Спрашиваю вас: разве отдаст родитель чадо своё нести в мешке, как слепого котёнка? И спрашиваю вас: что делать родителю, когда нет у него ни жилища, ни денег, и вот уже выгоняют его из дома подвижного с одиннадцатого пути, и есть у него только инструменты для зубов, которых никто не лечит? И всё тогда понятно великому, и понятно кудрявому белому Аарончику, куда и зачем несёт его на себе в мешке древний еврей, шагает из улицы в улицу, кряхтя и шепча молитвы. Но хотя и шепчет Пинхус молитву и шагает уверенно знакомым путём по большим шумным улицам, — может разве он знать, что несёт в мешке не чужого холодного мальчика, а еврейское своё горькое счастье.

Спешат люди по делам своим, и каждый занят своею заботой, — но кто не остановится поглядеть, как подходит к древнему еврею с мешком милицейский и щупает мешок. И уже свистит милицейский, и окружает толпа, и машет зонтиком женщина и кричит, что в доме их пропал мальчик. Много ли надо восьмидесятилетнему, чтобы отправиться вослед за Аарончиком в лоно отца своего — камень в висок или пинок под лопатку, — но бережёт мудрый древнего сына своего — и вот уже ведут его под охраной, разгоняют толпу — и разве не светлым ангелом опущен на землю тот, с затылком подрубленным, со свистком милицейским, который ведёт его за собой.

День проходит за днём. Сыплется время песочною струйкой, и несёт песок с собой новые заботы, отдых и труд. Уже дали зубному врачу Якову Абрамычу белый листок, с которым въехал он в комнату и топит печурку, и первый уже пришёл к нему посетитель и благодарил его за вырванный зуб; тридцать уже раз утром шептал Пинхус молитвы в тёмном углу нового дома, где за железными решётками день наливается туго, и спят на досках, и ругаются, и скучают на окнах, и играют в три листика блудные дети отца своего — грабители, воришки, мошенники. Но совершает он среди них аккуратно каждое утро обряд свой, и на тридцать первое утро ведут его через город судить.

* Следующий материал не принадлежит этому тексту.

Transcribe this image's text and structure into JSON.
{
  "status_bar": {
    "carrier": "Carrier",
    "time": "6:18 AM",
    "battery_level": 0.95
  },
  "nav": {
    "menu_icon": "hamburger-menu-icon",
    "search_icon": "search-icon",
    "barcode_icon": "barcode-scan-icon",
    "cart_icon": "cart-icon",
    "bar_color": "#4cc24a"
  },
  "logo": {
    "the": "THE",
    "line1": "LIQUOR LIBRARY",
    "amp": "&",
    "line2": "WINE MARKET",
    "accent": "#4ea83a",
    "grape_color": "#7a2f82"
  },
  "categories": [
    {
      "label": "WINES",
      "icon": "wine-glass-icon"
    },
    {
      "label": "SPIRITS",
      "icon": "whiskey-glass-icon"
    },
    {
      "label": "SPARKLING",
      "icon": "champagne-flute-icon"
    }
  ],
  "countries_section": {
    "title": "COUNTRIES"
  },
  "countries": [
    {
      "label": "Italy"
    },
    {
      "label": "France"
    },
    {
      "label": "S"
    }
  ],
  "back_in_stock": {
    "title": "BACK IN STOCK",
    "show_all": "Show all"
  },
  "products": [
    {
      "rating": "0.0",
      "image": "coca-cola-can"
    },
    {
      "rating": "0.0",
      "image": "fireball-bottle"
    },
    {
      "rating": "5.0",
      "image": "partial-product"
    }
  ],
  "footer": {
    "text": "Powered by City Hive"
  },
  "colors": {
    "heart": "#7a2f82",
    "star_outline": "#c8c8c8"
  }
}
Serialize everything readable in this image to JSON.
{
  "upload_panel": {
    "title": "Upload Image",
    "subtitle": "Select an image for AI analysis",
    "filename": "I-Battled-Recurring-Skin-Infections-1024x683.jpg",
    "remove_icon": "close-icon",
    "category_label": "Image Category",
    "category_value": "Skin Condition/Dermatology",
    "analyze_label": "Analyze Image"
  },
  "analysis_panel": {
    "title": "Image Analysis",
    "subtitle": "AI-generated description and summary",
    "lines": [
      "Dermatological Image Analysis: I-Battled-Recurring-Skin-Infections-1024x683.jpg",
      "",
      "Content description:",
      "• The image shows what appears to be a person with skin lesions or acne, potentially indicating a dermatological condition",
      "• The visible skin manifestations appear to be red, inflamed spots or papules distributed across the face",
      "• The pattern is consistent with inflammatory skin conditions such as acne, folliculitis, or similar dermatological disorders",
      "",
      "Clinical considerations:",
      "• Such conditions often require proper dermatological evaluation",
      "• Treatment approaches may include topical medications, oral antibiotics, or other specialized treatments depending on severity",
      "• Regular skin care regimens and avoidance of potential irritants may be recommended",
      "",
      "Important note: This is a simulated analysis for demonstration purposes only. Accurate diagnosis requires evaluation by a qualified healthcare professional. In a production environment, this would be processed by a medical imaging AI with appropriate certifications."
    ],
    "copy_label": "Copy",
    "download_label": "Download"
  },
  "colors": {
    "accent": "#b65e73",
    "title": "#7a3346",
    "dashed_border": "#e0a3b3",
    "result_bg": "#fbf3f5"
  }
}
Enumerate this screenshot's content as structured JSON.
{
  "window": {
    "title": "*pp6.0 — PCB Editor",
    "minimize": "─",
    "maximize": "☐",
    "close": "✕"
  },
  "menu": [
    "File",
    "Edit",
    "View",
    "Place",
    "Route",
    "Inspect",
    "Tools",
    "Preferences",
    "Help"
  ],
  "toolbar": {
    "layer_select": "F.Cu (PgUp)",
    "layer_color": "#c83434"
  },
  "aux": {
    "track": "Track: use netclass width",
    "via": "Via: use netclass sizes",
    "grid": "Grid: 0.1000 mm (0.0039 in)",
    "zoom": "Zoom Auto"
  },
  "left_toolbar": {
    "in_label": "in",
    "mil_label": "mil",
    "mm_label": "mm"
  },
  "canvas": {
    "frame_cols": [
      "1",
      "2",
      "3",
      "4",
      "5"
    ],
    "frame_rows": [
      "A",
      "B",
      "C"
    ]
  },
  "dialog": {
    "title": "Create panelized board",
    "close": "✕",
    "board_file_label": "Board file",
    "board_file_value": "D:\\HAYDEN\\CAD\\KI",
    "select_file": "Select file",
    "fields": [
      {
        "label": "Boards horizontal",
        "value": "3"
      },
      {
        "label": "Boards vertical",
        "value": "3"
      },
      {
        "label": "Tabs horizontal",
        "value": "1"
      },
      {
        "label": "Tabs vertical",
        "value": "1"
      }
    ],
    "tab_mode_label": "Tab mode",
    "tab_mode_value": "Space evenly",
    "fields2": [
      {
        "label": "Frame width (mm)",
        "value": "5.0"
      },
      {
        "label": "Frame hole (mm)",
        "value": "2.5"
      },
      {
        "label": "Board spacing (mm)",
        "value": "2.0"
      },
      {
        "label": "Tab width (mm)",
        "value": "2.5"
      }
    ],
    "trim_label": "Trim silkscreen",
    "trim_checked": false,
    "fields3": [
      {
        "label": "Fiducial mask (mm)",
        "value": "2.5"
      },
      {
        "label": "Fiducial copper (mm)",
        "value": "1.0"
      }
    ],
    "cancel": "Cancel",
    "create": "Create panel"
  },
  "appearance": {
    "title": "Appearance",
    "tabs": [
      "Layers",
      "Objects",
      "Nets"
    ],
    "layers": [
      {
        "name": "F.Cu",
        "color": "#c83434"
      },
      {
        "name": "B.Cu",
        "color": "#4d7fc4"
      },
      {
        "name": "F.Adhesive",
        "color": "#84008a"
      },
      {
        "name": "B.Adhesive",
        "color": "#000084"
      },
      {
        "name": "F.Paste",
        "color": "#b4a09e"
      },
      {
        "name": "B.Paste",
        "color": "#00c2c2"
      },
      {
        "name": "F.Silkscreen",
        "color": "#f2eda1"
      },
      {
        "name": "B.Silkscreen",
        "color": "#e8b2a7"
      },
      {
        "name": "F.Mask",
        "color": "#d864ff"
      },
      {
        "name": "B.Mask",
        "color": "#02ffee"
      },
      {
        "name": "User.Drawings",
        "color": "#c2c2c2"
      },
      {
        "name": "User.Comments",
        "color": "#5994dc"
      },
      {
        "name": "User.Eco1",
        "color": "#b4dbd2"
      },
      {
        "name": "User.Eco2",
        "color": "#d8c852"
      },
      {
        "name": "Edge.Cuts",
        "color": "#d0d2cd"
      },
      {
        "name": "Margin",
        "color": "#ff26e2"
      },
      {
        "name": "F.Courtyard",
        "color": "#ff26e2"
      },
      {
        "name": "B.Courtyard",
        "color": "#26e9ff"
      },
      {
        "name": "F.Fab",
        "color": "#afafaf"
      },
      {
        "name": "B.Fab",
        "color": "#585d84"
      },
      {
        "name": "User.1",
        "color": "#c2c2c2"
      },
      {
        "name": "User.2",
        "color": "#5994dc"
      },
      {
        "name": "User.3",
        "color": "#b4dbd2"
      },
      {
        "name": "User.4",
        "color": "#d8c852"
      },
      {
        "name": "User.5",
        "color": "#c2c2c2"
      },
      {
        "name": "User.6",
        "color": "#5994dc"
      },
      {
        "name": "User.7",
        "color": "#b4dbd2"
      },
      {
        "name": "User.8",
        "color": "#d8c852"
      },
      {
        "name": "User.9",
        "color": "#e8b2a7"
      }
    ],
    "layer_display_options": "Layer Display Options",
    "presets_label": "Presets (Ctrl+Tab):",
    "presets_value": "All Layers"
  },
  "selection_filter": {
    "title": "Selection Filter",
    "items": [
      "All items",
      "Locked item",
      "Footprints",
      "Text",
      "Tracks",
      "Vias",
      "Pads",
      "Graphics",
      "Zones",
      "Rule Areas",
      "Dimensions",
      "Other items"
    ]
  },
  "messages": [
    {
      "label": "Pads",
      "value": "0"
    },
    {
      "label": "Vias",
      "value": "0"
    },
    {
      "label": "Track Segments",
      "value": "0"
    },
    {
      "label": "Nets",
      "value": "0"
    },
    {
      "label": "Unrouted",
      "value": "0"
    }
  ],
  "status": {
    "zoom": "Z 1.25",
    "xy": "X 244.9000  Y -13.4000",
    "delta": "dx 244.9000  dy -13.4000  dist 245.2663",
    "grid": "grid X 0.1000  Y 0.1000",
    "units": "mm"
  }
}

Шагает он средь других, попадает в лужи, и оглядываются прохожие: куда ведут и за проступок какой древнего еврея? Но что ему до них и может ли он ещё ждать радости в жизни, если вот на восьмом десятке жизни честной ведут его судить, как мошенника. Сидят судьи кругом, и сидит кругом черну народ на скамьях, и смотрят все, как стоит он скорбно на слабых ногах, голосом близкий предсмертным к вечному, старому и благословенному отцу своему.

Многое хочет знать суд: и как жил он, и откуда нёс мальчика, и почему нёс в мешке, как котёнка. И отвечает Пинхус на всё: и как жил в бедности лютой семьдесят лет, и как мало денег у зубного врача, у которого никто не лечит зубов, и как понёс он сына его за малую плату — ибо мало ли дел случается бедняку. И много ещё спрашивает суд у других, а когда узнал всё у всех, всё записал, — уходит он решать земную судьбу. Но разве страшен земной суд еврею, когда вот уже дрожат его веки от близкой тяжести священной земли, и видят обвислые глаза его над крышами и людьми великий простор. Сидит он и шепчет, — и спускает великий на землю, третьего ангела, надевает тот френч зеленоватый и сапоги, выходит к столу, вместе с другими судьями, и читает на белом листке. Читает о том, что жил еврей Пинхус семьдесят лет в лютой бедности, и от бедности совершил свой поступок, и что тысячу мешков таскал он с поклажей — были в них мука и соль, и богатые ткани, И что были мешки эти для великой людской тщеты; и вот тысячу первый понёс он мешок с мёртвым Аарончиком, и был этот мёртвый Аарончик — еврейским счастьем его: будет отныне иметь он свой кров и хлеб и проживёт остаток дней в доме, где имеют все старики ложе и горячий обед в будни и праздники.